Dalam konteks ini, muncul pertanyaan reflektif: apakah pendidikan kita benar-benar berorientasi pada pembelajaran, atau sekadar kepatuhan terhadap sistem birokrasi? Sebagaimana dikemukakan oleh Ki Hadjar Dewantara (1936), pendidikan semestinya "menuntun segala kekuatan kodrat yang ada pada anak-anak agar mereka mencapai keselamatan dan kebahagiaan setinggi-tingginya." Namun, ketika guru lebih banyak "menuntaskan" administrasi daripada menuntun murid, esensi pendidikan mulai terdistorsi.
Pendidikan Humanistik
Paulo Freire (1970) dalam Pedagogy of the Oppressed menegaskan bahwa pendidikan tidak boleh bersifat "banking system" --- di mana guru sekadar "menyimpan" pengetahuan dalam diri siswa yang pasif. Sebaliknya, pendidikan harus membebaskan, dialogis, dan kritis. Pandangan ini selaras dengan Gert Biesta (2010) yang menekankan tiga fungsi pendidikan: qualification (pembekalan keterampilan), socialization (pembentukan warga), dan subjectification (pembentukan subjek yang otonom).

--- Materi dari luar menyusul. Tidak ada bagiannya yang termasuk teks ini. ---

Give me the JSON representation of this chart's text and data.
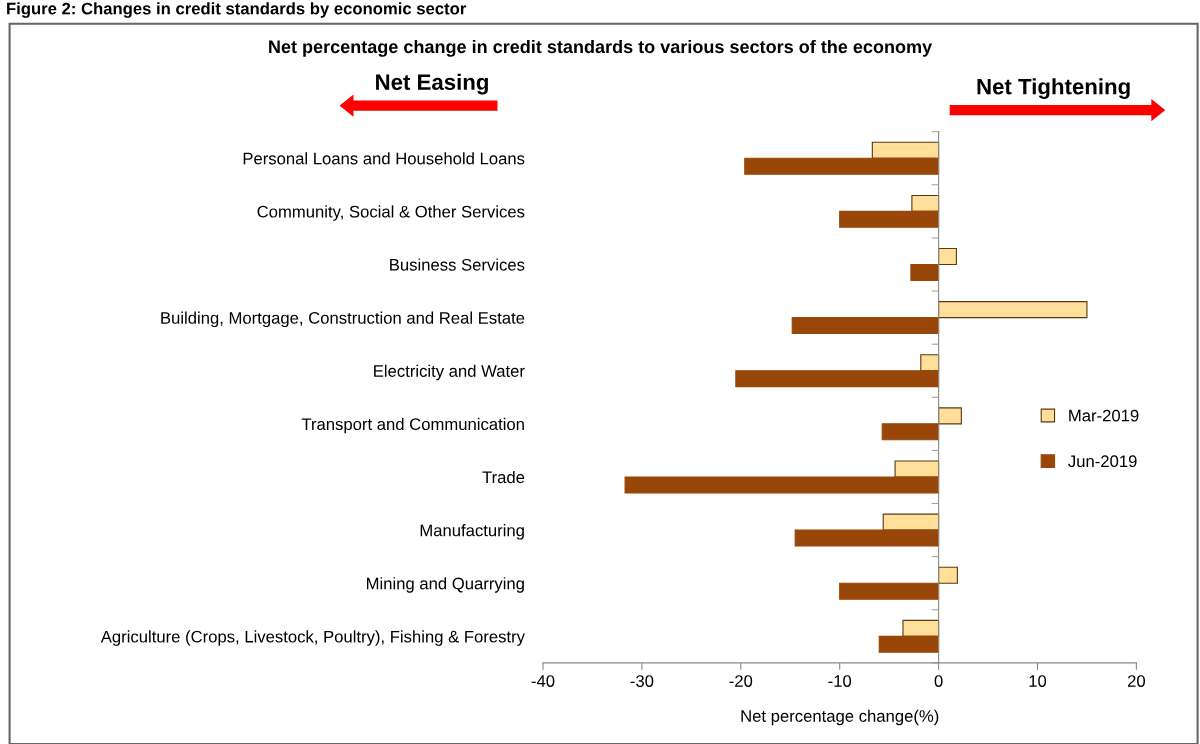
{
  "chart_data": {
    "type": "bar",
    "orientation": "horizontal",
    "title": "Net percentage change in credit standards to various sectors of the economy",
    "xlabel": "Net percentage change(%)",
    "annotations": [
      "Figure 2: Changes in credit standards by economic sector",
      "Net Easing",
      "Net Tightening"
    ],
    "categories": [
      "Personal Loans and Household Loans",
      "Community, Social & Other Services",
      "Business Services",
      "Building, Mortgage, Construction and Real Estate",
      "Electricity and Water",
      "Transport and Communication",
      "Trade",
      "Manufacturing",
      "Mining and Quarrying",
      "Agriculture (Crops, Livestock, Poultry), Fishing & Forestry"
    ],
    "series": [
      {
        "name": "Mar-2019",
        "color": "#ffdf99",
        "values": [
          -6.7,
          -2.7,
          1.8,
          15.0,
          -1.8,
          2.3,
          -4.4,
          -5.6,
          1.9,
          -3.6
        ]
      },
      {
        "name": "Jun-2019",
        "color": "#994708",
        "values": [
          -19.6,
          -10.0,
          -2.8,
          -14.8,
          -20.5,
          -5.7,
          -31.7,
          -14.5,
          -10.0,
          -6.0
        ]
      }
    ],
    "xlim": [
      -40,
      20
    ],
    "xticks": [
      -40,
      -30,
      -20,
      -10,
      0,
      10,
      20
    ],
    "legend": "right"
  }
}
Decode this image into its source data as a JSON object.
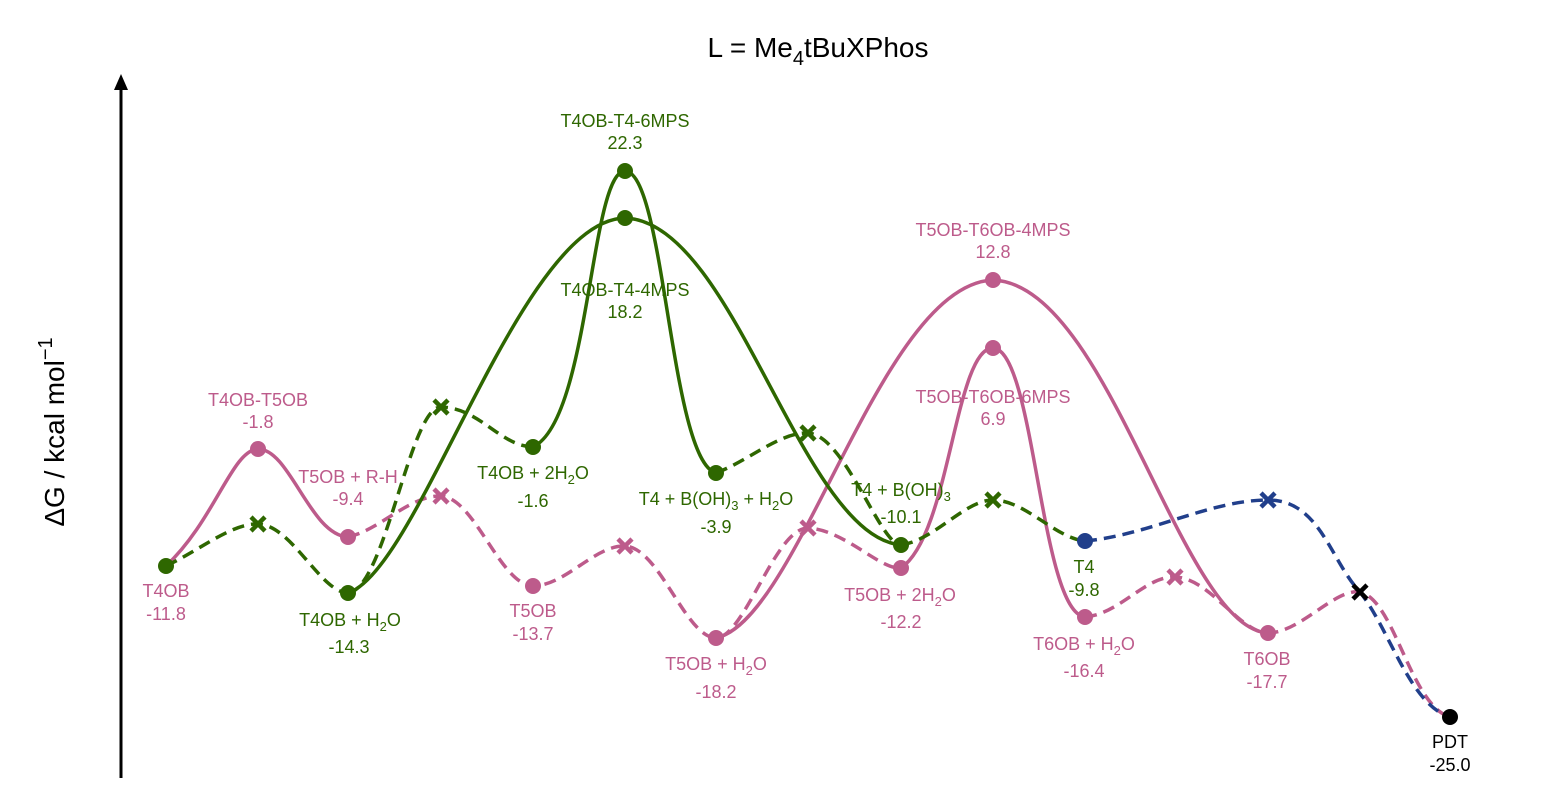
{
  "title": {
    "main": "L = Me",
    "sub": "4",
    "rest": "tBuXPhos"
  },
  "ylabel": {
    "main": "ΔG / kcal mol",
    "sup": "−1"
  },
  "colors": {
    "pink": "#bd5b8b",
    "green": "#2e6700",
    "blue": "#213f8b",
    "black": "#000000"
  },
  "states": [
    {
      "id": "T4OB",
      "name": "T4OB",
      "value": "-11.8",
      "color": "pink",
      "marker": "green-dot"
    },
    {
      "id": "T4OB-T5OB",
      "name": "T4OB-T5OB",
      "value": "-1.8",
      "color": "pink",
      "marker": "pink-dot"
    },
    {
      "id": "T5OB+R-H",
      "name": "T5OB + R-H",
      "value": "-9.4",
      "color": "pink",
      "marker": "pink-dot"
    },
    {
      "id": "T4OB+H2O",
      "name": "T4OB + H",
      "sub": "2",
      "tail": "O",
      "value": "-14.3",
      "color": "green",
      "marker": "green-dot"
    },
    {
      "id": "T5OB",
      "name": "T5OB",
      "value": "-13.7",
      "color": "pink",
      "marker": "pink-dot"
    },
    {
      "id": "T4OB+2H2O",
      "name": "T4OB + 2H",
      "sub": "2",
      "tail": "O",
      "value": "-1.6",
      "color": "green",
      "marker": "green-dot"
    },
    {
      "id": "T4OB-T4-6MPS",
      "name": "T4OB-T4-6MPS",
      "value": "22.3",
      "color": "green",
      "marker": "green-dot"
    },
    {
      "id": "T4OB-T4-4MPS",
      "name": "T4OB-T4-4MPS",
      "value": "18.2",
      "color": "green",
      "marker": "green-dot"
    },
    {
      "id": "T4+BOH3+H2O",
      "name": "T4 + B(OH)",
      "sub": "3",
      "tail": " + H",
      "sub2": "2",
      "tail2": "O",
      "value": "-3.9",
      "color": "green",
      "marker": "green-dot"
    },
    {
      "id": "T5OB+H2O",
      "name": "T5OB + H",
      "sub": "2",
      "tail": "O",
      "value": "-18.2",
      "color": "pink",
      "marker": "pink-dot"
    },
    {
      "id": "T4+BOH3",
      "name": "T4 + B(OH)",
      "sub": "3",
      "value": "-10.1",
      "color": "green",
      "marker": "green-dot"
    },
    {
      "id": "T5OB+2H2O",
      "name": "T5OB + 2H",
      "sub": "2",
      "tail": "O",
      "value": "-12.2",
      "color": "pink",
      "marker": "pink-dot"
    },
    {
      "id": "T5OB-T6OB-4MPS",
      "name": "T5OB-T6OB-4MPS",
      "value": "12.8",
      "color": "pink",
      "marker": "pink-dot"
    },
    {
      "id": "T5OB-T6OB-6MPS",
      "name": "T5OB-T6OB-6MPS",
      "value": "6.9",
      "color": "pink",
      "marker": "pink-dot"
    },
    {
      "id": "T4",
      "name": "T4",
      "value": "-9.8",
      "color": "green",
      "marker": "blue-dot"
    },
    {
      "id": "T6OB+H2O",
      "name": "T6OB + H",
      "sub": "2",
      "tail": "O",
      "value": "-16.4",
      "color": "pink",
      "marker": "pink-dot"
    },
    {
      "id": "T6OB",
      "name": "T6OB",
      "value": "-17.7",
      "color": "pink",
      "marker": "pink-dot"
    },
    {
      "id": "PDT",
      "name": "PDT",
      "value": "-25.0",
      "color": "black",
      "marker": "black-dot"
    }
  ]
}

Namun dalam praktik di Indonesia, fungsi subjectification kerap terpinggirkan oleh orientasi administratif, akreditasi, dan capaian numerik (Susanti, 2023). Akibatnya, pembelajaran kehilangan makna reflektif dan transformasionalnya.
Birokratisasi Pendidikan
Penelitian oleh Mulyasa (2021) menunjukkan bahwa guru di Indonesia menghabiskan lebih dari 30% waktu kerjanya untuk administrasi pembelajaran. Fenomena ini disebut "administrative overload" --- kondisi di mana profesionalitas guru diukur dari kelengkapan dokumen, bukan kualitas interaksi edukatif.
Sementara itu, Tilaar (2004) menegaskan bahwa birokrasi pendidikan yang terlalu sentralistik menciptakan "pendidikan yang teralienasi dari masyarakatnya sendiri." Dengan kata lain, sekolah lebih sibuk memenuhi format daripada memahami konteks.
Paradoks "Merdeka Belajar"
Program Merdeka Belajar secara konseptual menekankan kebebasan guru dan siswa dalam menentukan arah pembelajaran. Namun, implementasinya sering kali terperangkap dalam regulasi yang ketat dan sistem pelaporan daring yang rumit. Akibatnya, kebebasan yang dijanjikan hanya sebatas wacana.